Die Hauptattraktion von Wellington ist das Te Papa Museum, das Nationalmuseum Neuseelands. Da der Eintritt ausnahmsweise mal frei war (nicht so wie in Auckland, wo sie damals 25$ von jeder von uns wollten...), planten wir dort den ersten Stopp auf unserer Wellington-Tour am kommenden Tag ein. Zu unserer Überraschung waren die Ausstellungsräume zur Entstehung des Landes, der Flora und Fauna, der Einwanderung und der Maori-Kultur sehr ansprechend und interaktiv gestaltet. Überall konnte man Knöpfe drücken, Hebel umlegen, Schränke öffnen, Regler verschieben. Die Highlights waren der Erdbebensimulator (ein kleiner wie ein Wohnzimmer eingerichteter Raum, in den man trat und dann ruckelte es wie bei einem Erdbeben) und die kurze, aber eindrucksvolle Simulation der Fluggesellschaft Air New Zealand, die anlässlich ihres 75-jährigen Jubiläums eine Sonderausstellung im Museum organisiert hatten. Für die Simulation sollte man in echten Flugzeugsitzen Platz nehmen und eine spezielle Brille aufsetzen, ähnlich einer Tauchermaske. Allerdings waren die Gläser nicht durchsichtig, sondern kleine Bildschirme, die einen 360° Blick in eine Flugzeugkabine simulierten. Man konnte seinen Kopf beliebig in alle Richtungen drehen, die Brille lies es so wirken, als wäre man wirklich im Flugzeug. Während der fünf Minuten erzählte eine Stimme, wie die Zukunft der Luftfahrt aussehen könnt, z.B. mit verglasten Flugzeugen oder Brillen ähnlich denen, die wir jetzt auf hatten, die dem Fluggast schon vor Ankunft sein Reiseziel zeigten usw. Wirklich ein faszinierendes Erlebnis!

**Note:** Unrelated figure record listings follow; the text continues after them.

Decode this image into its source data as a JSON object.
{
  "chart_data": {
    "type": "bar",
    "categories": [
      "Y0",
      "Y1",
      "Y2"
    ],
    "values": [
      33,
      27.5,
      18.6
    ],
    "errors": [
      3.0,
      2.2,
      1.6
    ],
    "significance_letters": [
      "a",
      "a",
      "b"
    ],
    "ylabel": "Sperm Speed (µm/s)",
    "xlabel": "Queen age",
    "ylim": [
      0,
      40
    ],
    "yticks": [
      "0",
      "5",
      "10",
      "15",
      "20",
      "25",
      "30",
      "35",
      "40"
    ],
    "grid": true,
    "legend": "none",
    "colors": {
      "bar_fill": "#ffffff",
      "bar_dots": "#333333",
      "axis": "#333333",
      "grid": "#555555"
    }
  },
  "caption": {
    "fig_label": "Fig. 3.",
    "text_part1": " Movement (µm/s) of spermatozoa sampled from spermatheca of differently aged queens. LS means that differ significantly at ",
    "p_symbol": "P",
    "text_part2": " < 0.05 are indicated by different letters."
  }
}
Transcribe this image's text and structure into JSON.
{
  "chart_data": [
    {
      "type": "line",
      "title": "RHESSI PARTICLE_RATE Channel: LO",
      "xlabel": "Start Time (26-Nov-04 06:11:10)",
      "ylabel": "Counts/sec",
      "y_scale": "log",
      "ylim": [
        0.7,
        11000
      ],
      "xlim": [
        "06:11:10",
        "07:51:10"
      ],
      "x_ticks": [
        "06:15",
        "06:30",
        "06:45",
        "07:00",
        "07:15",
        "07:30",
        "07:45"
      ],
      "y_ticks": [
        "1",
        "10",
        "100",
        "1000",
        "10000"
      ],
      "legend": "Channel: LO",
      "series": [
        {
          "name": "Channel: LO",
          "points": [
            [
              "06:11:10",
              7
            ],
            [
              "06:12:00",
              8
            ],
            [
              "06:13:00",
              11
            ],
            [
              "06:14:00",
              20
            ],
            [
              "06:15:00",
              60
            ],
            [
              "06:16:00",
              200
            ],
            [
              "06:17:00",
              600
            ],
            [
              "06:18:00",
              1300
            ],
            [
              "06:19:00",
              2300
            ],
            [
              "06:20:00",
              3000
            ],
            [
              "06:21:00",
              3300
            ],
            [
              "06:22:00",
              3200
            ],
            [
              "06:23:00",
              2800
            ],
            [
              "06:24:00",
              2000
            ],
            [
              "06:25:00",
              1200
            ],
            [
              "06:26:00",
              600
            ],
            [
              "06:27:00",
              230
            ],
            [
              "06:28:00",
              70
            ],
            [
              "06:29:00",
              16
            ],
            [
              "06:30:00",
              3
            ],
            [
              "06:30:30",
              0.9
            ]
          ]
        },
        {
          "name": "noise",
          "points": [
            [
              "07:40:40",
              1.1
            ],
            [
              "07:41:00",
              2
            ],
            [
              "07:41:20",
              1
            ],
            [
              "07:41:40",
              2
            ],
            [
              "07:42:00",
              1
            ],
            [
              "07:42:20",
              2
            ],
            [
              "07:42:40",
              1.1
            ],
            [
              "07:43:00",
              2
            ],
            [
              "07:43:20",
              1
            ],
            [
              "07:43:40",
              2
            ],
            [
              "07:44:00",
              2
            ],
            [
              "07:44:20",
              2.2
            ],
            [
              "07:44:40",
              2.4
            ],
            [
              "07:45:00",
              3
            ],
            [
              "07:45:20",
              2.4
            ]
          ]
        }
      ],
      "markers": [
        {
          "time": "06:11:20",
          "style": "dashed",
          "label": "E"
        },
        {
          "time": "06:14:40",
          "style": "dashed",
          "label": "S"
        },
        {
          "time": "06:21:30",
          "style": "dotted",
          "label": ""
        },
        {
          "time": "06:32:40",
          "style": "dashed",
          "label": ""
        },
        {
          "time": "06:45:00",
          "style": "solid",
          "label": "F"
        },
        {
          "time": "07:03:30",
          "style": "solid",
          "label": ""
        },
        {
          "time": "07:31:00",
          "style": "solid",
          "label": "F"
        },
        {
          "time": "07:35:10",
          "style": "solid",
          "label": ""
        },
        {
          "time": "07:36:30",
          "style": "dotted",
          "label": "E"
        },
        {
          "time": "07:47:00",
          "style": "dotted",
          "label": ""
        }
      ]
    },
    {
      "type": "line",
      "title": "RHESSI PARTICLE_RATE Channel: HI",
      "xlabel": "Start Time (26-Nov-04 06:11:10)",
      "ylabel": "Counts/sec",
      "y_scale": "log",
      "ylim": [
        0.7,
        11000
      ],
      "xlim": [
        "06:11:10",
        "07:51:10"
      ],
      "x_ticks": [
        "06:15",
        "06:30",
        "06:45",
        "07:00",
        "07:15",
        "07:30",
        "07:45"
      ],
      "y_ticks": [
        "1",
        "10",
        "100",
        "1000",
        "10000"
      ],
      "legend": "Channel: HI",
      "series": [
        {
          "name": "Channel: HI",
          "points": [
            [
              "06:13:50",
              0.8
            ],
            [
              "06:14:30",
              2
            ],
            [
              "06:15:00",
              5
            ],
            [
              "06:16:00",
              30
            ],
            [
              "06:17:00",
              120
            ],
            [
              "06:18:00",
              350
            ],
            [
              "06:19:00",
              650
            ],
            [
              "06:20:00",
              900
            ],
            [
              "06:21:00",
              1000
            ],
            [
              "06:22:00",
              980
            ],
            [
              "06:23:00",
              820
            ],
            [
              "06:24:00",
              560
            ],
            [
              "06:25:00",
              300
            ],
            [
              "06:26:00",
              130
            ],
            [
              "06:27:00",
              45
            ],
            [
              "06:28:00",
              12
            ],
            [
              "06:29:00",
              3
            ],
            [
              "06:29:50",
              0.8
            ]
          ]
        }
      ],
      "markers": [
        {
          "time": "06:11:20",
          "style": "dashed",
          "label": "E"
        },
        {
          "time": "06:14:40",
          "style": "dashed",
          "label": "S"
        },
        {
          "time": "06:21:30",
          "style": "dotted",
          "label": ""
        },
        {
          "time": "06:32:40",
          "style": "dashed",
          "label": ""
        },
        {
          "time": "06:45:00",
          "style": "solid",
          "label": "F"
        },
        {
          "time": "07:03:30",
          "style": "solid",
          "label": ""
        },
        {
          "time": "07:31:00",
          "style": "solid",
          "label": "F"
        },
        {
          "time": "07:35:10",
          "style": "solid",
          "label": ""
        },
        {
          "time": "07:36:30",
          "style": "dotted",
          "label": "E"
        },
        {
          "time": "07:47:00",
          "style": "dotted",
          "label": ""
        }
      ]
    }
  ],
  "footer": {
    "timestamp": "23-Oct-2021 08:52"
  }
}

Da das Museum so viel zu bieten hatte, waren wir letztendlich viel länger dort als wir eigentlich geplant hatten. Es war schon drei Uhr als wir endlich das Gefühl hatten, alles gesehen zu haben und uns eine Verschnaufpause mit Kaffee und Kuchen im Museumscafé gönnten. Uns blieben noch zwei Stunden bis wir uns mit Chase treffen wollten. Chase war derjenige, den wir vor ein paar Wochen in Christchurch getroffen hatten und der uns zu gegebener Zeit zu sich nach Wellington einlud. Da wir uns nun in seiner Stadt befanden, haben wir ihm geschrieben und er bot uns an, das Wochenende mit ihm zu verbringen, nachdem er um fünf seine Arbeit beenden und uns am Museum abholen würde. Zwei Stunden Zeit, die sich ideal zum Blogschreiben eigneten. Während wir, vertieft in unsere jeweiligen Geräte, an einer Art Tresen saßen, wackelte eben dieser als wäre jemand dagegen gestoßen. Deshalb fiel es uns auch im ersten Moment nicht auf. Doch als das Wackeln einfach nicht aufhören wollte und wir beim Aufschauen sahen, dass auch Lampen und sogar wir selbst auf unseren Hockern hin und her schwankten, wurde uns klar: Ein Erdbeben!!! Wir erlebten gerade ein echtes Erdbeben!!! Vor nur wenigen Stunden standen wir noch im Simulator und nun folgte Vorführung in der Realität. Wow!!! Nach einigen Sekunden war das Spektakel aber auch schon wieder vorbei, die Mitarbeiter des Cafés hatten nicht einmal kurz innegehalten mit ihrer Arbeit. Es schien als wären die Menschen hier so etwas gewohnt.

Als wir uns kurze Zeit später mit Chase trafen, war das Erdbeben natürlich Gesprächsthema Nummer eins. Wir kauften etwas für's Abendessen ein und kochten gemeinsam. Es gab Fischfilet mit im Ofen gebackenen Kartoffeln und Pastinaken, dazu echtes deutsches Sauerkraut und Apfelrotkohl - die Mischung mag sonderlich klingen, aber wir kauften eben das, auf was wir Lust hatten, ungeachtet dessen, ob es zusammen passte oder nicht. Nach dem Essen wohnten wir einer Lightshow bei, die anlässlich des ANZAC Days gezeigt wurde. ANZAC steht für Australian and New Zealand Army Corps und es geht dabei um das Gedenken an den 25.4.1915, an dem australische und neuseeländische Truppen im Rahmen des Ersten Weltkriegs in der Schlacht von Gallipoli (Türkei) erhebliche Verluste erlitten. Die durch die Show hervorgerufene etwas beklemmende Stimmung verflüchtigte sich beim Barhopping, bei dem uns Chase ein paar seiner Lieblingslokale zeigte, ganz schnell wieder. Obwohl aufgrund des Feiertages am nächsten Tag schon alles um Mitternacht schloss, war das wirklich ein schöner Abend!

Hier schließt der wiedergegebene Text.